American Challenger to be refloated and removed

David Briggs
The shipwreck of the American Challenger exposed a loophole when the owner couldn’t pay for the recovery and no public agency had a funding source set aside for such events. After four months, the federal government stepped up to remove the pollution threat and salvagers are crafting a plan to remove the vessel later this summer.   
07/07/2021

The shipwrecked fishing vessel that has sat on the rocks north of Dillon Beach since March 6 will be refloated and demolished later this summer, a coalition of agencies announced last week. The plan, which utilizes funding from the Environmental Protection Agency, consists of strategically filling interior spaces in the 90-foot American Challenger with expanding foam to create buoyancy, then pulling the vessel by tugboat.
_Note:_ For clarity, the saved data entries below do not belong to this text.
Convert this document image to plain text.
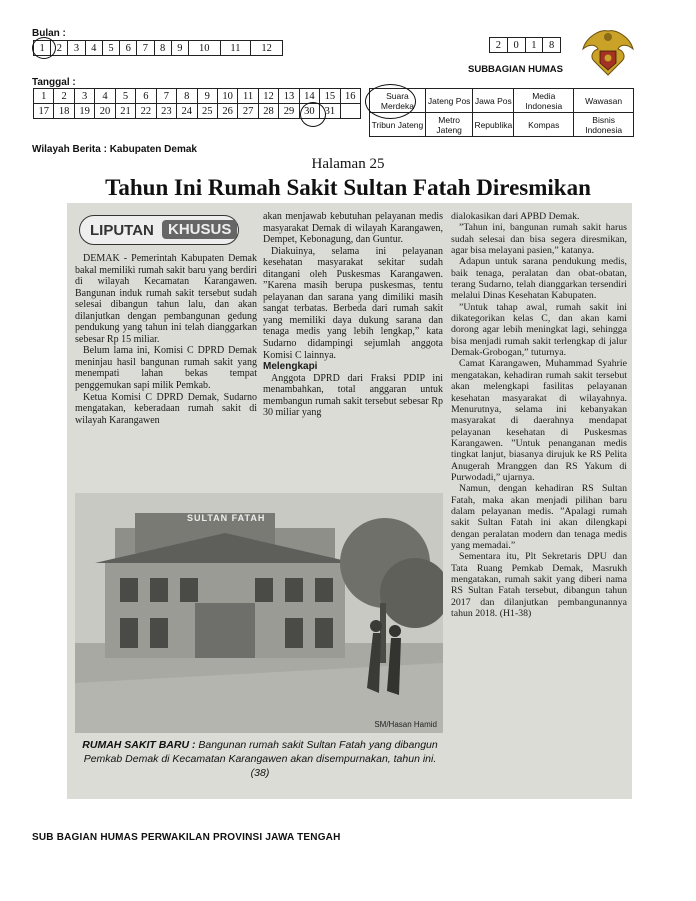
Bulan :
1	2	3	4	5	6	7	8	9	10	11	12
Tanggal :
1	2	3	4	5	6	7	8	9	10	11	12	13	14	15	16
17	18	19	20	21	22	23	24	25	26	27	28	29	30	31	
Suara Merdeka	Jateng Pos	Jawa Pos	Media Indonesia	Wawasan
Tribun Jateng	Metro Jateng	Republika	Kompas	Bisnis Indonesia
2	0	1	8
SUBBAGIAN HUMAS
Wilayah Berita : Kabupaten Demak
Halaman 25
Tahun Ini Rumah Sakit Sultan Fatah Diresmikan
LIPUTAN KHUSUS

DEMAK - Pemerintah Kabupaten Demak bakal memiliki rumah sakit baru yang berdiri di wilayah Kecamatan Karangawen. Bangunan induk rumah sakit tersebut sudah selesai dibangun tahun lalu, dan akan dilanjutkan dengan pembangunan gedung pendukung yang tahun ini telah dianggarkan sebesar Rp 15 miliar.

Belum lama ini, Komisi C DPRD Demak meninjau hasil bangunan rumah sakit yang menempati lahan bekas tempat penggemukan sapi milik Pemkab.

Ketua Komisi C DPRD Demak, Sudarno mengatakan, keberadaan rumah sakit di wilayah Karangawen

akan menjawab kebutuhan pelayanan medis masyarakat Demak di wilayah Karangawen, Dempet, Kebonagung, dan Guntur.

Diakuinya, selama ini pelayanan kesehatan masyarakat sekitar sudah ditangani oleh Puskesmas Karangawen. ”Karena masih berupa puskesmas, tentu pelayanan dan sarana yang dimiliki masih sangat terbatas. Berbeda dari rumah sakit yang memiliki daya dukung sarana dan tenaga medis yang lebih lengkap,” kata Sudarno didampingi sejumlah anggota Komisi C lainnya.

Melengkapi

Anggota DPRD dari Fraksi PDIP ini menambahkan, total anggaran untuk membangun rumah sakit tersebut sebesar Rp 30 miliar yang

dialokasikan dari APBD Demak.

”Tahun ini, bangunan rumah sakit harus sudah selesai dan bisa segera diresmikan, agar bisa melayani pasien,” katanya.

Adapun untuk sarana pendukung medis, baik tenaga, peralatan dan obat-obatan, terang Sudarno, telah dianggarkan tersendiri melalui Dinas Kesehatan Kabupaten.

”Untuk tahap awal, rumah sakit ini dikategorikan kelas C, dan akan kami dorong agar lebih meningkat lagi, sehingga bisa menjadi rumah sakit terlengkap di jalur Demak-Grobogan,” tuturnya.

Camat Karangawen, Muhammad Syahrie mengatakan, kehadiran rumah sakit tersebut akan melengkapi fasilitas pelayanan kesehatan masyarakat di wilayahnya. Menurutnya, selama ini kebanyakan masyarakat di daerahnya mendapat pelayanan kesehatan di Puskesmas Karangawen. ”Untuk penanganan medis tingkat lanjut, biasanya dirujuk ke RS Pelita Anugerah Mranggen dan RS Yakum di Purwodadi,” ujarnya.

Namun, dengan kehadiran RS Sultan Fatah, maka akan menjadi pilihan baru dalam pelayanan medis. ”Apalagi rumah sakit Sultan Fatah ini akan dilengkapi dengan peralatan modern dan tenaga medis yang memadai.”

Sementara itu, Plt Sekretaris DPU dan Tata Ruang Pemkab Demak, Masrukh mengatakan, rumah sakit yang diberi nama RS Sultan Fatah tersebut, dibangun tahun 2017 dan dilanjutkan pembangunannya tahun 2018. (H1-38)

SULTAN FATAH
SM/Hasan Hamid
RUMAH SAKIT BARU : Bangunan rumah sakit Sultan Fatah yang dibangun Pemkab Demak di Kecamatan Karangawen akan disempurnakan, tahun ini. (38)
SUB BAGIAN HUMAS PERWAKILAN PROVINSI JAWA TENGAH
Crews have already patched the steel hull and installed cameras and accelerometers onboard. Global Diving and Salvage was hired for the removal, and Lind Marine will handle the disposal at its Vallejo facility, California Fish and Wildlife spokesman Eric Laughlin said; detailed technical plans and a date have not been set. The derelict boat was on its way from the Puget Sound to a salvage yard in Mexico when its towline broke. A Coast Guard cutter couldn’t save it from crashing into the shoreline, where it lodged among rocks and waves. Oil sheening was spotted in the vicinity, and containment boom was deployed in Tomales Bay. The boat had the capacity to hold as many as 29,000 gallons of petroleum, but the 17 tanks were mostly drained for the trip south. About 650 gallons of oil-water mix and seven cubic yards of petroleum-contaminated debris were recovered on board. Crews also removed a generator, hydraulic fluid, batteries, fire extinguishers and the tow line. The shipowner did not have the financial means or insurance to recover the boat, leaving it to sit for four months in the Greater Farallones National Marine Sanctuary while a coalition of agencies—the Marin County Sheriff’s Office, the Coast Guard, the E.P.A., the National Oceanic and Atmospheric Administration and California Department of Fish and Wildlife’s Office of Spill Prevention and Response—sought funding. The E.P.A. will cover salvage and disposal costs estimated at $1 million, and the federal Oil Spill Liability Trust Fund will cover the expense of removal, which will be estimated after the operational plan is developed.